Pour l'armée, l'adjudant Delphine doit redevenir l'adjudant Thierry

Publié le 13 Novembre 2009

Au ministère de l'Intérieur, à Paris, le 31 août 2009 (Charles Platiau/Reuters)

Pendant près de deux ans, elle était devenue l'adjudant Delphine Ravisé-Giard, avec l'aval de la base aérienne de Nancy. Les courriers qui lui étaient adressés portaient son nouveau prénom, et non plus l'ancien, Thierry. Le nouvel équipement reçu (jupe et chemisier) semblait avoir entériné la décision.

C'est ce qu'explique Delphine au Parisien :

« Rapidement, mes supérieurs hiérarchiques ont pris en compte mon changement de genre, et m'ont donné de nouveaux papiers militaires. Cette modification n'a jamais posé problème. »

Jusqu'au jour où Delphine décide d'officialiser ce changement de sexe devant la justice en demandant une modification de son acte de naissance. Nous sommes le 10 août, le tribunal de grande instance de Nancy refuse ses arguments. Delphine, aux yeux de l'administration, doit redevenir Thierry.

« Ce revirement vient d'en haut »

Et cette décision change bien des choses. Notamment son numéro de sécurité sociale, créé suite à son changement de genre, et qui est remplacé. Sa hiérachie décide quant à elle de faire machine arrière.

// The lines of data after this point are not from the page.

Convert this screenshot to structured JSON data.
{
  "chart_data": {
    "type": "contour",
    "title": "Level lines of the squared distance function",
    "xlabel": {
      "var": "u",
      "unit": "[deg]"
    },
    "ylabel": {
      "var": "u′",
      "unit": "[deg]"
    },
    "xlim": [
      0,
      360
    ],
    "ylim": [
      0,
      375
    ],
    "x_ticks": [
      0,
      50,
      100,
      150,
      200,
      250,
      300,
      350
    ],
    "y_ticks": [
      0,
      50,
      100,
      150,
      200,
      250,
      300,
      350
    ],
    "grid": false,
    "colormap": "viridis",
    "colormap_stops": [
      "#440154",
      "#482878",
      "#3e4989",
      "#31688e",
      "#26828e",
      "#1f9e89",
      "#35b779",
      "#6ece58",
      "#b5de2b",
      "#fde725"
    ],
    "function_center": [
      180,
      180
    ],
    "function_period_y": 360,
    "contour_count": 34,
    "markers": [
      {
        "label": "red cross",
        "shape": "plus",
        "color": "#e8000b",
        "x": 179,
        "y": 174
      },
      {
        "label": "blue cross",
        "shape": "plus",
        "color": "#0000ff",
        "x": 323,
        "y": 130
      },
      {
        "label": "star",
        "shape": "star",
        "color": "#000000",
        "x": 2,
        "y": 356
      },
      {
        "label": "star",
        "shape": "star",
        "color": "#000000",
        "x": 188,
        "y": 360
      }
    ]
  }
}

Dès lors, l'adjudant Delphine Ravisé-Giard n'est plus la bienvenue, elle s'en aperçoit en recevant sa solde pour le mois d'octobre : « Le courrier était adressé non plus à Delphine, mais à Thierry Ravisé-Giard. »

Stéphanie Nicot, présidente de l'association Trans Aide, amie et soutien de Delphine, citée par Le Parisien :

« Il ne fait aucun doute que ce revirement vient d'en haut. Ses responsables hiérarchiques directs se sont fait taper sur les doigts, alors qu'ils la connaissent et apprécient son travail. »

Alors qu'elle était soutenue par l'armée et convaincue du bien-fondé de sa demande, ces deux revers sont une humiliation. En congé maladie, Delphine a donc décidé de faire appel de la décision du tribunal, espérant ainsi faire reconnaître son statut de femme à l'administration.

A la base aérienne de Nancy : « Nous avons voulu aller trop vite »

Contacté par Rue89, le directeur de la communication de la base aérienne de Nancy a quant à lui estimé que « l'armée de l'air [était] obligée d'aller dans le sens de la justice ». Il n'exclut pourtant pas un nouveau revirement de la part des autorités militaires :

« Si la décision n'est pas confirmée en appel, nous ferons une nouvelle fois marche arrière. Nous avons voulu aller trop vite. Pour nous, la décision de validation de son changement de sexe était acquise et acceptée par tout le monde.

C'est un sous-officier très apprécié. Elle est indispensable à son unité et a récemment été promue adjudant-chef. Ses collègues les plus proches ont accepté la démarche. Seule l'administration la considère comme un homme. »

C'est donc bien au ministère de la Défense que ça coince, et non dans la base aérienne où Delphine sert.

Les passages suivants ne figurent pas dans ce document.